Dr. Figueroa Talks Arthritis
In honor of May being Arthritis Month, Dr. Jessica Figueroa wrote a little bit about this disease that affects so many people.
"Arthritis is a disease process where you start to lose the cartilage in your joints. Your joints are like an oreo cookie: the bones are the cookie part, the cartilage is the icing. When you have arthritis, you start to lose the cartilage in the joint. It can be a slow process, where you slowly go from a double stuffed oreo, to a regular oreo, and then eventually you loose the filling throughout the cookie.
There are different types of arthritis. The one you probably have heard the most about is osteoarthritis. It is the wear-and-tear arthritis. It is the arthritis that develops as you age. Some of it is determined by genetics – meaning you are more prone to it because your parents had it – but some of it is determined by use – meaning the years of using the joints have eventually worn them out. There are other types of arthritis that are due to your body reacting to and fighting parts of your own body that results in the breakdown of the cartilage. These types are called autoimmune arthritis. Some common types are rheumatoid or psoriatic arthritis.

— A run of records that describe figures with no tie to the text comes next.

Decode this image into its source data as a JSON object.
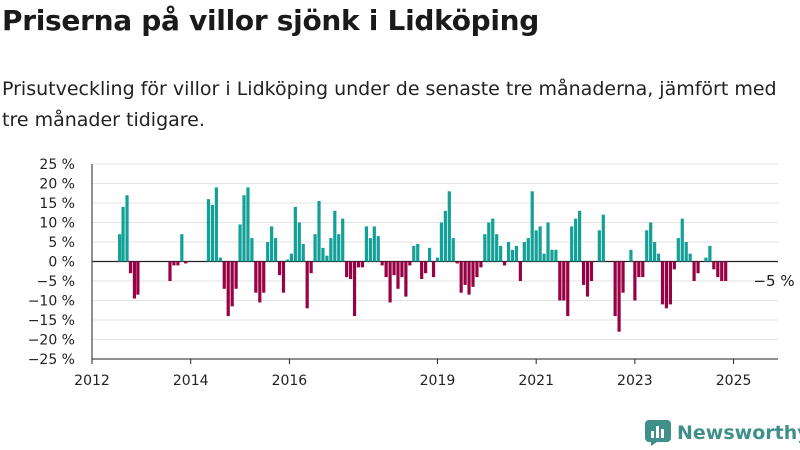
{
  "title": "Priserna på villor sjönk i Lidköping",
  "subtitle": "Prisutveckling för villor i Lidköping under de senaste tre månaderna, jämfört med tre månader tidigare.",
  "brand": {
    "name": "Newsworthy",
    "icon": "newsworthy-logo-icon"
  },
  "colors": {
    "positive": "#12a097",
    "negative": "#980143",
    "brand": "#3f8f8a"
  },
  "chart_data": {
    "type": "bar",
    "unit": "%",
    "ylim": [
      -25,
      25
    ],
    "yticks": [
      25,
      20,
      15,
      10,
      5,
      0,
      -5,
      -10,
      -15,
      -20,
      -25
    ],
    "ytick_labels": [
      "25 %",
      "20 %",
      "15 %",
      "10 %",
      "5 %",
      "0 %",
      "−5 %",
      "−10 %",
      "−15 %",
      "−20 %",
      "−25 %"
    ],
    "xlim": [
      2012,
      2025.9
    ],
    "xticks": [
      2012,
      2014,
      2016,
      2019,
      2021,
      2023,
      2025
    ],
    "xtick_labels": [
      "2012",
      "2014",
      "2016",
      "2019",
      "2021",
      "2023",
      "2025"
    ],
    "grid": "horizontal",
    "annotation": {
      "text": "−5 %",
      "x": 2025.2,
      "y": -5
    },
    "series": [
      {
        "values": [
          {
            "x": 2012.56,
            "y": 7
          },
          {
            "x": 2012.63,
            "y": 14
          },
          {
            "x": 2012.71,
            "y": 17
          },
          {
            "x": 2012.78,
            "y": -3
          },
          {
            "x": 2012.86,
            "y": -9.5
          },
          {
            "x": 2012.93,
            "y": -8.5
          },
          {
            "x": 2013.58,
            "y": -5
          },
          {
            "x": 2013.66,
            "y": -1
          },
          {
            "x": 2013.74,
            "y": -1
          },
          {
            "x": 2013.82,
            "y": 7
          },
          {
            "x": 2013.9,
            "y": -0.5
          },
          {
            "x": 2014.36,
            "y": 16
          },
          {
            "x": 2014.44,
            "y": 14.5
          },
          {
            "x": 2014.52,
            "y": 19
          },
          {
            "x": 2014.6,
            "y": 1
          },
          {
            "x": 2014.68,
            "y": -7
          },
          {
            "x": 2014.76,
            "y": -14
          },
          {
            "x": 2014.84,
            "y": -11.5
          },
          {
            "x": 2014.92,
            "y": -7
          },
          {
            "x": 2015.0,
            "y": 9.5
          },
          {
            "x": 2015.08,
            "y": 17
          },
          {
            "x": 2015.16,
            "y": 19
          },
          {
            "x": 2015.24,
            "y": 6
          },
          {
            "x": 2015.32,
            "y": -8
          },
          {
            "x": 2015.4,
            "y": -10.5
          },
          {
            "x": 2015.48,
            "y": -8
          },
          {
            "x": 2015.56,
            "y": 5
          },
          {
            "x": 2015.64,
            "y": 9
          },
          {
            "x": 2015.72,
            "y": 6
          },
          {
            "x": 2015.8,
            "y": -3.5
          },
          {
            "x": 2015.88,
            "y": -8
          },
          {
            "x": 2015.96,
            "y": 0.5
          },
          {
            "x": 2016.04,
            "y": 2
          },
          {
            "x": 2016.12,
            "y": 14
          },
          {
            "x": 2016.2,
            "y": 10
          },
          {
            "x": 2016.28,
            "y": 4.5
          },
          {
            "x": 2016.36,
            "y": -12
          },
          {
            "x": 2016.44,
            "y": -3
          },
          {
            "x": 2016.52,
            "y": 7
          },
          {
            "x": 2016.6,
            "y": 15.5
          },
          {
            "x": 2016.68,
            "y": 3.5
          },
          {
            "x": 2016.76,
            "y": 1.5
          },
          {
            "x": 2016.84,
            "y": 6
          },
          {
            "x": 2016.92,
            "y": 13
          },
          {
            "x": 2017.0,
            "y": 7
          },
          {
            "x": 2017.08,
            "y": 11
          },
          {
            "x": 2017.16,
            "y": -4
          },
          {
            "x": 2017.24,
            "y": -4.5
          },
          {
            "x": 2017.32,
            "y": -14
          },
          {
            "x": 2017.4,
            "y": -1.5
          },
          {
            "x": 2017.48,
            "y": -1.5
          },
          {
            "x": 2017.56,
            "y": 9
          },
          {
            "x": 2017.64,
            "y": 6
          },
          {
            "x": 2017.72,
            "y": 9
          },
          {
            "x": 2017.8,
            "y": 6.5
          },
          {
            "x": 2017.88,
            "y": -1
          },
          {
            "x": 2017.96,
            "y": -4
          },
          {
            "x": 2018.04,
            "y": -10.5
          },
          {
            "x": 2018.12,
            "y": -3.5
          },
          {
            "x": 2018.2,
            "y": -7
          },
          {
            "x": 2018.28,
            "y": -4
          },
          {
            "x": 2018.36,
            "y": -9
          },
          {
            "x": 2018.44,
            "y": -1
          },
          {
            "x": 2018.52,
            "y": 4
          },
          {
            "x": 2018.6,
            "y": 4.5
          },
          {
            "x": 2018.68,
            "y": -4.5
          },
          {
            "x": 2018.76,
            "y": -3
          },
          {
            "x": 2018.84,
            "y": 3.5
          },
          {
            "x": 2018.92,
            "y": -4
          },
          {
            "x": 2019.0,
            "y": 1
          },
          {
            "x": 2019.08,
            "y": 10
          },
          {
            "x": 2019.16,
            "y": 13
          },
          {
            "x": 2019.24,
            "y": 18
          },
          {
            "x": 2019.32,
            "y": 6
          },
          {
            "x": 2019.4,
            "y": -0.5
          },
          {
            "x": 2019.48,
            "y": -8
          },
          {
            "x": 2019.56,
            "y": -6
          },
          {
            "x": 2019.64,
            "y": -8.5
          },
          {
            "x": 2019.72,
            "y": -6.5
          },
          {
            "x": 2019.8,
            "y": -4
          },
          {
            "x": 2019.88,
            "y": -1.5
          },
          {
            "x": 2019.96,
            "y": 7
          },
          {
            "x": 2020.04,
            "y": 10
          },
          {
            "x": 2020.12,
            "y": 11
          },
          {
            "x": 2020.2,
            "y": 7
          },
          {
            "x": 2020.28,
            "y": 4
          },
          {
            "x": 2020.36,
            "y": -1
          },
          {
            "x": 2020.44,
            "y": 5
          },
          {
            "x": 2020.52,
            "y": 3
          },
          {
            "x": 2020.6,
            "y": 4
          },
          {
            "x": 2020.68,
            "y": -5
          },
          {
            "x": 2020.76,
            "y": 5
          },
          {
            "x": 2020.84,
            "y": 6
          },
          {
            "x": 2020.92,
            "y": 18
          },
          {
            "x": 2021.0,
            "y": 8
          },
          {
            "x": 2021.08,
            "y": 9
          },
          {
            "x": 2021.16,
            "y": 2
          },
          {
            "x": 2021.24,
            "y": 10
          },
          {
            "x": 2021.32,
            "y": 3
          },
          {
            "x": 2021.4,
            "y": 3
          },
          {
            "x": 2021.48,
            "y": -10
          },
          {
            "x": 2021.56,
            "y": -10
          },
          {
            "x": 2021.64,
            "y": -14
          },
          {
            "x": 2021.72,
            "y": 9
          },
          {
            "x": 2021.8,
            "y": 11
          },
          {
            "x": 2021.88,
            "y": 13
          },
          {
            "x": 2021.96,
            "y": -6
          },
          {
            "x": 2022.04,
            "y": -9
          },
          {
            "x": 2022.12,
            "y": -5
          },
          {
            "x": 2022.28,
            "y": 8
          },
          {
            "x": 2022.36,
            "y": 12
          },
          {
            "x": 2022.6,
            "y": -14
          },
          {
            "x": 2022.68,
            "y": -18
          },
          {
            "x": 2022.76,
            "y": -8
          },
          {
            "x": 2022.92,
            "y": 3
          },
          {
            "x": 2023.0,
            "y": -10
          },
          {
            "x": 2023.08,
            "y": -4
          },
          {
            "x": 2023.16,
            "y": -4
          },
          {
            "x": 2023.24,
            "y": 8
          },
          {
            "x": 2023.32,
            "y": 10
          },
          {
            "x": 2023.4,
            "y": 5
          },
          {
            "x": 2023.48,
            "y": 2
          },
          {
            "x": 2023.56,
            "y": -11
          },
          {
            "x": 2023.64,
            "y": -12
          },
          {
            "x": 2023.72,
            "y": -11
          },
          {
            "x": 2023.8,
            "y": -2
          },
          {
            "x": 2023.88,
            "y": 6
          },
          {
            "x": 2023.96,
            "y": 11
          },
          {
            "x": 2024.04,
            "y": 5
          },
          {
            "x": 2024.12,
            "y": 2
          },
          {
            "x": 2024.2,
            "y": -5
          },
          {
            "x": 2024.28,
            "y": -3
          },
          {
            "x": 2024.44,
            "y": 1
          },
          {
            "x": 2024.52,
            "y": 4
          },
          {
            "x": 2024.6,
            "y": -2
          },
          {
            "x": 2024.68,
            "y": -4
          },
          {
            "x": 2024.76,
            "y": -5
          },
          {
            "x": 2024.84,
            "y": -5
          }
        ]
      }
    ]
  }
}
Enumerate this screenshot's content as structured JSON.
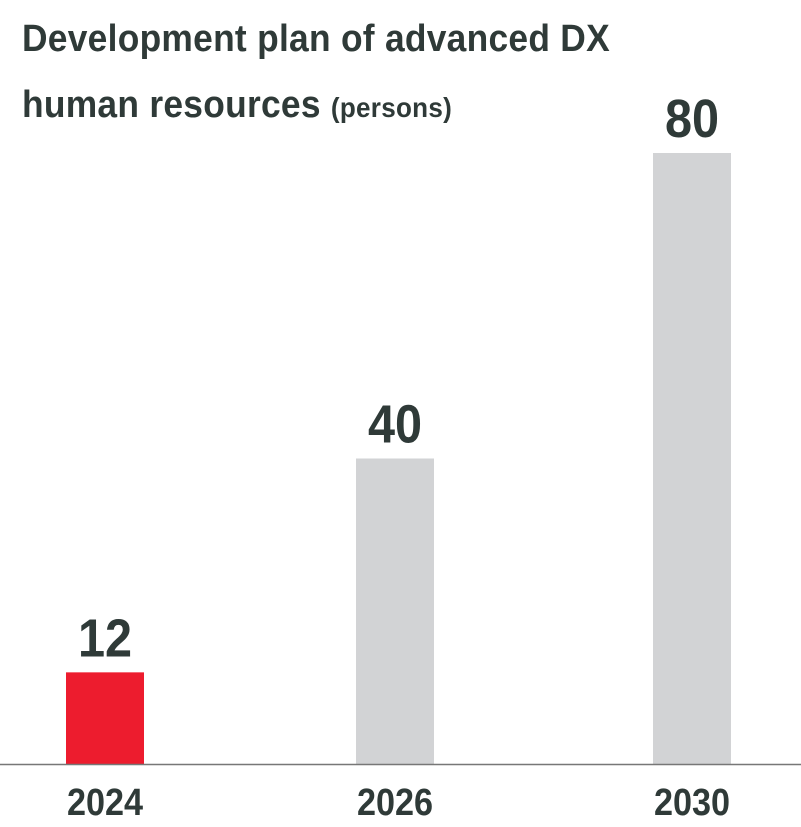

Regardless of the type of arthritis, the end result is the loss of cartilage and the joint space. Your body can respond to this with increased bone growth and can create “bone spurs,” which are osteophytes. Your body also responds with inflammation. As you lose the smooth “icing” in the joint, your bones do not glide as smoothly. There is more friction. All of these lead to pain. The pain can be present only with certain movements or be present all the time. People often describe it as a deep-seated, toothache-type pain.
Because of the inflammation, anti-inflammatory medications like Motrin, Aleve, Ibuprofen, etc help the pain early on in the disease. Other early treatments for arthritis include icing the joint (over a towel to prevent skin damage), activity modification, steroid injections (they decrease your body’s inflammation), or even bracing the joint to minimize the symptoms. When that does not work, other options can be removing the arthritic joint, replacing the joint, or fusing the joint (i.e. making the two bones become one). These treatments help by taking away the painful movement at the joint.
Talk to your doctor today if you are concerned you have arthritis to discuss what is the best treatment for you."